R.G.: Como não tive apoio ou patrocínio, precisei trabalhar duro. Sou diretor de realities, séries televisivas, shows e videoclipes, mas nessa década sempre reservava tempo e organizava flights para gravação do filme. Não podia deixar a peteca cair, havia expectativa dos artistas que toparam e eu sempre prometi que iria concluir esse sonho. Mas quando a grana apertava eu pausava o filme para correr atrás do pão de cada dia. Deixei rolar e fomos até o fim com isso. 

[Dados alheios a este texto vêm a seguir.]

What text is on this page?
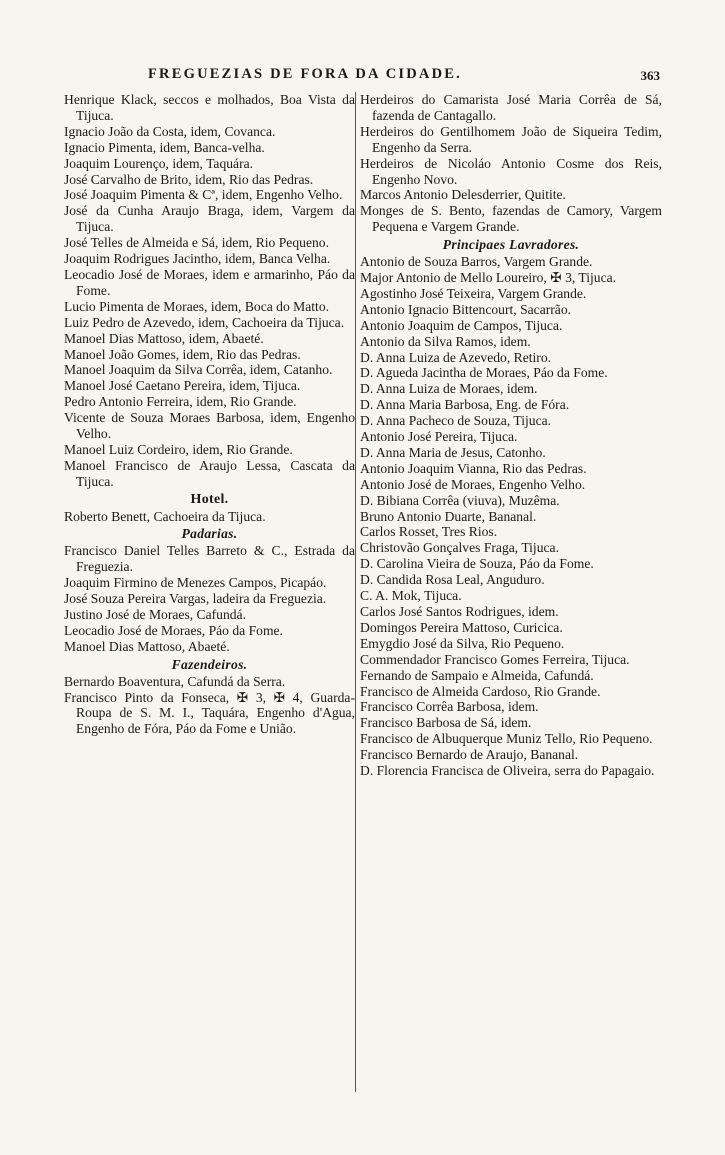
FREGUEZIAS DE FORA DA CIDADE.	363
Henrique Klack, seccos e molhados, Boa Vista da Tijuca.
Ignacio João da Costa, idem, Covanca.
Ignacio Pimenta, idem, Banca-velha.
Joaquim Lourenço, idem, Taquára.
José Carvalho de Brito, idem, Rio das Pedras.
José Joaquim Pimenta & Cª, idem, Engenho Velho.
José da Cunha Araujo Braga, idem, Vargem da Tijuca.
José Telles de Almeida e Sá, idem, Rio Pequeno.
Joaquim Rodrigues Jacintho, idem, Banca Velha.
Leocadio José de Moraes, idem e armarinho, Páo da Fome.
Lucio Pimenta de Moraes, idem, Boca do Matto.
Luiz Pedro de Azevedo, idem, Cachoeira da Tijuca.
Manoel Dias Mattoso, idem, Abaeté.
Manoel João Gomes, idem, Rio das Pedras.
Manoel Joaquim da Silva Corrêa, idem, Catanho.
Manoel José Caetano Pereira, idem, Tijuca.
Pedro Antonio Ferreira, idem, Rio Grande.
Vicente de Souza Moraes Barbosa, idem, Engenho Velho.
Manoel Luiz Cordeiro, idem, Rio Grande.
Manoel Francisco de Araujo Lessa, Cascata da Tijuca.
Hotel.
Roberto Benett, Cachoeira da Tijuca.
Padarias.
Francisco Daniel Telles Barreto & C., Estrada da Freguezia.
Joaquim Firmino de Menezes Campos, Picapáo.
José Souza Pereira Vargas, ladeira da Freguezia.
Justino José de Moraes, Cafundá.
Leocadio José de Moraes, Páo da Fome.
Manoel Dias Mattoso, Abaeté.
Fazendeiros.
Bernardo Boaventura, Cafundá da Serra.
Francisco Pinto da Fonseca, ✠ 3, ✠ 4, Guarda-Roupa de S. M. I., Taquára, Engenho d'Agua, Engenho de Fóra, Páo da Fome e União.
Herdeiros do Camarista José Maria Corrêa de Sá, fazenda de Cantagallo.
Herdeiros do Gentilhomem João de Siqueira Tedim, Engenho da Serra.
Herdeiros de Nicoláo Antonio Cosme dos Reis, Engenho Novo.
Marcos Antonio Delesderrier, Quitite.
Monges de S. Bento, fazendas de Camory, Vargem Pequena e Vargem Grande.
Principaes Lavradores.
Antonio de Souza Barros, Vargem Grande.
Major Antonio de Mello Loureiro, ✠ 3, Tijuca.
Agostinho José Teixeira, Vargem Grande.
Antonio Ignacio Bittencourt, Sacarrão.
Antonio Joaquim de Campos, Tijuca.
Antonio da Silva Ramos, idem.
D. Anna Luiza de Azevedo, Retiro.
D. Agueda Jacintha de Moraes, Páo da Fome.
D. Anna Luiza de Moraes, idem.
D. Anna Maria Barbosa, Eng. de Fóra.
D. Anna Pacheco de Souza, Tijuca.
Antonio José Pereira, Tijuca.
D. Anna Maria de Jesus, Catonho.
Antonio Joaquim Vianna, Rio das Pedras.
Antonio José de Moraes, Engenho Velho.
D. Bibiana Corrêa (viuva), Muzêma.
Bruno Antonio Duarte, Bananal.
Carlos Rosset, Tres Rios.
Christovão Gonçalves Fraga, Tijuca.
D. Carolina Vieira de Souza, Páo da Fome.
D. Candida Rosa Leal, Anguduro.
C. A. Mok, Tijuca.
Carlos José Santos Rodrigues, idem.
Domingos Pereira Mattoso, Curicica.
Emygdio José da Silva, Rio Pequeno.
Commendador Francisco Gomes Ferreira, Tijuca.
Fernando de Sampaio e Almeida, Cafundá.
Francisco de Almeida Cardoso, Rio Grande.
Francisco Corrêa Barbosa, idem.
Francisco Barbosa de Sá, idem.
Francisco de Albuquerque Muniz Tello, Rio Pequeno.
Francisco Bernardo de Araujo, Bananal.
D. Florencia Francisca de Oliveira, serra do Papagaio.
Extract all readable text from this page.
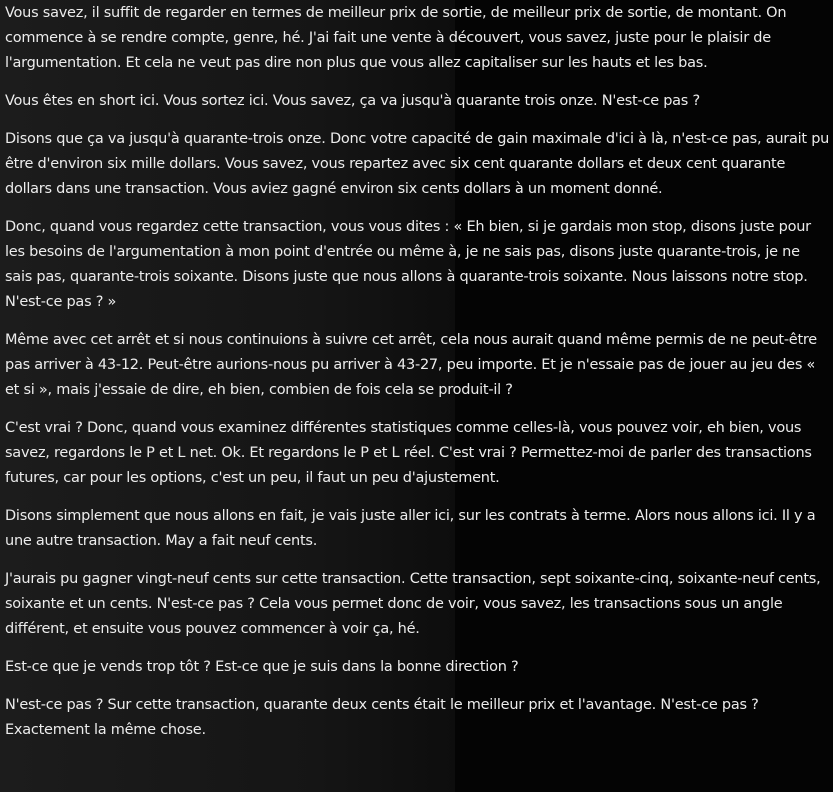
Vous savez, il suffit de regarder en termes de meilleur prix de sortie, de meilleur prix de sortie, de montant. On commence à se rendre compte, genre, hé. J'ai fait une vente à découvert, vous savez, juste pour le plaisir de l'argumentation. Et cela ne veut pas dire non plus que vous allez capitaliser sur les hauts et les bas.

Vous êtes en short ici. Vous sortez ici. Vous savez, ça va jusqu'à quarante trois onze. N'est-ce pas ?

Disons que ça va jusqu'à quarante-trois onze. Donc votre capacité de gain maximale d'ici à là, n'est-ce pas, aurait pu être d'environ six mille dollars. Vous savez, vous repartez avec six cent quarante dollars et deux cent quarante dollars dans une transaction. Vous aviez gagné environ six cents dollars à un moment donné.

Donc, quand vous regardez cette transaction, vous vous dites : « Eh bien, si je gardais mon stop, disons juste pour les besoins de l'argumentation à mon point d'entrée ou même à, je ne sais pas, disons juste quarante-trois, je ne sais pas, quarante-trois soixante. Disons juste que nous allons à quarante-trois soixante. Nous laissons notre stop. N'est-ce pas ? »

Même avec cet arrêt et si nous continuions à suivre cet arrêt, cela nous aurait quand même permis de ne peut-être pas arriver à 43-12. Peut-être aurions-nous pu arriver à 43-27, peu importe. Et je n'essaie pas de jouer au jeu des « et si », mais j'essaie de dire, eh bien, combien de fois cela se produit-il ?

C'est vrai ? Donc, quand vous examinez différentes statistiques comme celles-là, vous pouvez voir, eh bien, vous savez, regardons le P et L net. Ok. Et regardons le P et L réel. C'est vrai ? Permettez-moi de parler des transactions futures, car pour les options, c'est un peu, il faut un peu d'ajustement.

Disons simplement que nous allons en fait, je vais juste aller ici, sur les contrats à terme. Alors nous allons ici. Il y a une autre transaction. May a fait neuf cents.

J'aurais pu gagner vingt-neuf cents sur cette transaction. Cette transaction, sept soixante-cinq, soixante-neuf cents, soixante et un cents. N'est-ce pas ? Cela vous permet donc de voir, vous savez, les transactions sous un angle différent, et ensuite vous pouvez commencer à voir ça, hé.

Est-ce que je vends trop tôt ? Est-ce que je suis dans la bonne direction ?

N'est-ce pas ? Sur cette transaction, quarante deux cents était le meilleur prix et l'avantage. N'est-ce pas ? Exactement la même chose.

#6 – Num contexto em que o rap é visto como algo criminoso e marginalizado, como você vê a importância do rap como instrumento social na sociedade?

R.G.: O rap e as rimas foram a luz pra muito jovem de periferia. Não apenas como arte, mas como instrumento social. A caneta e a aptidão para escrever o que eles vivem ou acreditam foi a arma que escolheram para lutar.

Sim uma arma que amedronta, que ensina, que protege, que consola e que muitas vezes choca!